Senator for Tasmania
- In office 13 December 1975 – 30 June 1993

Personal details
- Born: Mary Shirley Harrison 31 August 1925 Sydney, New South Wales, Australia
- Died: 18 June 2017 (aged 91) Hobart, Tasmania, Australia
- Party: Liberal
- Spouse: David Walters ​(m. 1949⁠–⁠2009)​
- Relations: Sir Eric Harrison (father)

= Shirley Walters =

Australian politician (1925–2017)

Mary Shirley Walters (née Harrison; 31 August 1925 – 18 June 2017) was an Australian politician who served as a Senator for Tasmania from 1975 to 1993, representing the Liberal Party. She was the first woman to represent Tasmania in the Senate, and was known for her social conservatism.

==Early life==
Mary Shirley Harrison was born in Sydney, New South Wales, to Eric John Harrison and the former Mary Cook McCall. Her father was also a politician, serving as a government minister under Robert Menzies and later as High Commissioner to the United Kingdom. Her mother died in 1941 (when she was 15), and her father remarried a few years later. Harrison and her two sisters grew up in Rose Bay, and attended Kambala School. She became an accounts clerk with the Rural Bank of New South Wales after leaving school, but later trained as a nurse and began working at Royal Prince Alfred Hospital (RPA). In 1949, Harrison married obstetrician David Walters, whom she had first met in high school. They moved to Hobart, Tasmania, after he had completed his residency at RPA, and had four children together.

==Public life==
Walters had been required to give up nursing when she married, but returned to the profession once her children were older and became a senior nurse at St John's Hospital, South Hobart. She was a member of the state committee of the National Trust, and was prominent in the Right to Life Association. In 1975, she represented the RLA at a women's health conference at the University of Queensland; her advocacy of conservatism in sex education brought her to the attention of the public.

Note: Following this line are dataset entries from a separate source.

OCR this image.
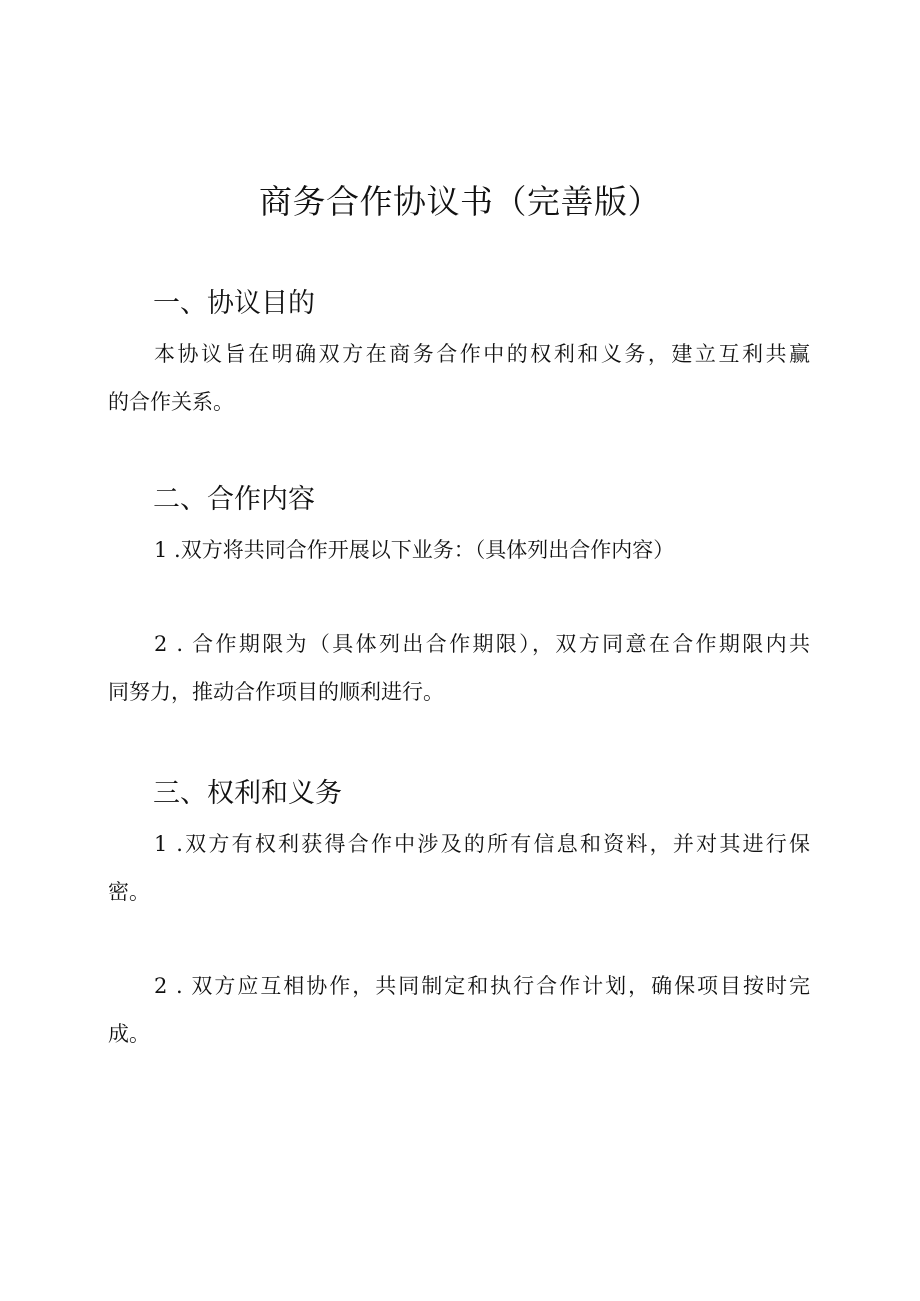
商务合作协议书（完善版）
一、协议目的
本协议旨在明确双方在商务合作中的权利和义务，建立互利共赢
的合作关系。
二、合作内容
1 .双方将共同合作开展以下业务：（具体列出合作内容）
2 . 合作期限为（具体列出合作期限），双方同意在合作期限内共
同努力，推动合作项目的顺利进行。
三、权利和义务
1 .双方有权利获得合作中涉及的所有信息和资料，并对其进行保
密。
2 . 双方应互相协作，共同制定和执行合作计划，确保项目按时完
成。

===Senator for Tasmania===
Walters was elected to the Senate at the December 1975 federal election, which followed the dismissal of the Whitlam government. She was placed fifth on the Liberal Party ticket, defeating two sitting senators (Eric Bessell and John Marriott) for preselection. She became the first woman to represent Tasmania in the Senate, and only the second Tasmanian woman elected to parliament as a whole (after Enid Lyons, MHR 1943–1951). Walters was re-elected to the Senate in 1977, 1983, and 1987, in each occasion placed either first or second on the ticket. She announced her retirement in September 1991, with her final term ending in June 1993.

==Later life==
Walters remained involved in the Liberal Party's organisational wing after her retirement from the Senate, and in 2003 was awarded life membership. She died in June 2017, aged 91.